Enseignant d'éducation physique à l'école secondaire de Pointe-aux-Trembles, Philippe Gélinas dit souhaiter de plus petits rapports profs/élèves. «Parfois, on a jusqu'à 43 élèves dans un groupe! Ça n'a pas de sens!» dit-il.

La grève de mardi aura mis en congé forcé plus de 300 000 enfants dans la région de Montréal, à Laval, en Montérégie et en Outaouais.

Rencontrés mardi matin aux abords du Centre des sciences de Montréal, Nicolas et sa grand-maman Jeanette prévoyaient passer une belle journée. Mais la grand-mère ne se réjouissait tout de même pas de cette grève: «Ça ne servira à rien, dit-elle, parce que Jean Charest ne changera pas d'idée!»

Le petit Antoine, accompagné de ses parents, semblait lui aussi bien heureux de manquer l'école. Mais sa maman comprend mal la décision des enseignants de faire la grève en fin d'année. «Ils veulent enseigner mieux, mais là, ils n'enseignent tout simplement plus!» dit-elle.

Le président de la FAE, Pierre Saint-Germain, estime que les propositions gouvernementales ne sont pas suffisantes. «On veut négocier de bonne foi. Mais ça ne va pas assez vite, actuellement», dit-il.

Grève «prématurée», dit Courchesne

L'autre syndicat d'enseignants du Québec, la Fédération des syndicats de l'enseignement (FSE), est arrivé à une entente la semaine dernière avec le gouvernement.
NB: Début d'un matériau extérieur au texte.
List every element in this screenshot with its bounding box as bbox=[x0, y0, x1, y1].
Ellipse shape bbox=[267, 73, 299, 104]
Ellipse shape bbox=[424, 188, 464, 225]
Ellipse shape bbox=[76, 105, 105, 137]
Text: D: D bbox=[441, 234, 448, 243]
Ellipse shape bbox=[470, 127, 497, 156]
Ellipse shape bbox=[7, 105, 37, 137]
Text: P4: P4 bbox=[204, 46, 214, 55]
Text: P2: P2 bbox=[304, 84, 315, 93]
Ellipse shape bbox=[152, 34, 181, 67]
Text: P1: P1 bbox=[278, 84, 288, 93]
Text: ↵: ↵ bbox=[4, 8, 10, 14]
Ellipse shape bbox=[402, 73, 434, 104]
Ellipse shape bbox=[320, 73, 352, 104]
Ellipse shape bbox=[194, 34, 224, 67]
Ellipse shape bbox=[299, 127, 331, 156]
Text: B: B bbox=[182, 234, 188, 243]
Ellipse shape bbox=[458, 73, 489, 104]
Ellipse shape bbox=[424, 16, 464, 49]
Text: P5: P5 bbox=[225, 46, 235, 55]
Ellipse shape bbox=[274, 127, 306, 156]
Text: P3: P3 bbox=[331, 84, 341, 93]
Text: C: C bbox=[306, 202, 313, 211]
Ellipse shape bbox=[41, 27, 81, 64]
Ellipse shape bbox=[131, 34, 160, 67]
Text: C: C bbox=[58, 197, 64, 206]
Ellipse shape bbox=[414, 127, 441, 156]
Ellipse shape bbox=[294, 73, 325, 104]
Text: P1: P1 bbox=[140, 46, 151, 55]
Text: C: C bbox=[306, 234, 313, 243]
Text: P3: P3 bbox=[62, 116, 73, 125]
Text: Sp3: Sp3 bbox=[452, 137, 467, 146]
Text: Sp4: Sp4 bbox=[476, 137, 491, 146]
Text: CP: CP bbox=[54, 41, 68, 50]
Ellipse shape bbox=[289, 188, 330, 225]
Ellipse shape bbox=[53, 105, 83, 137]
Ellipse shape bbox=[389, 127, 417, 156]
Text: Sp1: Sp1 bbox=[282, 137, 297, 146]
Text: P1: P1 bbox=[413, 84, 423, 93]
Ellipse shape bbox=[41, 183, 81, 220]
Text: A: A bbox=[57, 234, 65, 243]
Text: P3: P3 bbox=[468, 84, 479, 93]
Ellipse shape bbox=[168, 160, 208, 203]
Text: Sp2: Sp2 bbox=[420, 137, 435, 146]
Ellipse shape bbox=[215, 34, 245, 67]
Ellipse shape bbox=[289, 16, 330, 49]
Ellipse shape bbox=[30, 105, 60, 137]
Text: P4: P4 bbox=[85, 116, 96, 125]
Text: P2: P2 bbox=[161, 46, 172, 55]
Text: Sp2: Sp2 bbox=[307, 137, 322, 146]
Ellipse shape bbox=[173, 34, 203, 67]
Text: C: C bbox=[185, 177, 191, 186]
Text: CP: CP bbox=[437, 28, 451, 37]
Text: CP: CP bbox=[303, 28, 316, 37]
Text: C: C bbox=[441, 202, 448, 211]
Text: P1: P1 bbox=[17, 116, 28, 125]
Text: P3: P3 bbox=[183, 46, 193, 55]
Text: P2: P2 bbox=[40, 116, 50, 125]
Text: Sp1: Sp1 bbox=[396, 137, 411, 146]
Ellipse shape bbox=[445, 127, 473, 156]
Qualifiant la grève de la FAE de «prématurée», la ministre de l'Éducation, Michelle Courchesne, a déclaré mardi que «le rythme des négociations avec la FAE a été beaucoup plus lent qu'avec la FSE» et qu'il faut donc l'«intensifier».

La FAE réplique que la réalité de ses membres, en majorité dans la région de Montréal, est différente de celle de la FSE. Mais M. Saint-Germain assure qu'il est prêt en tout temps à négocier avec Québec. Il ajoute qu'il est peu probable qu'un autre débrayage ait lieu d'ici à la fin de l'année. «Mais s'il n'y a pas d'entente, il risque d'y avoir autre chose à la rentrée», prévoit M. Saint-Germain.

Mme Courchesne se dit quant à elle «optimiste» quant à la possibilité d'arriver à une entente avant la fin de juin.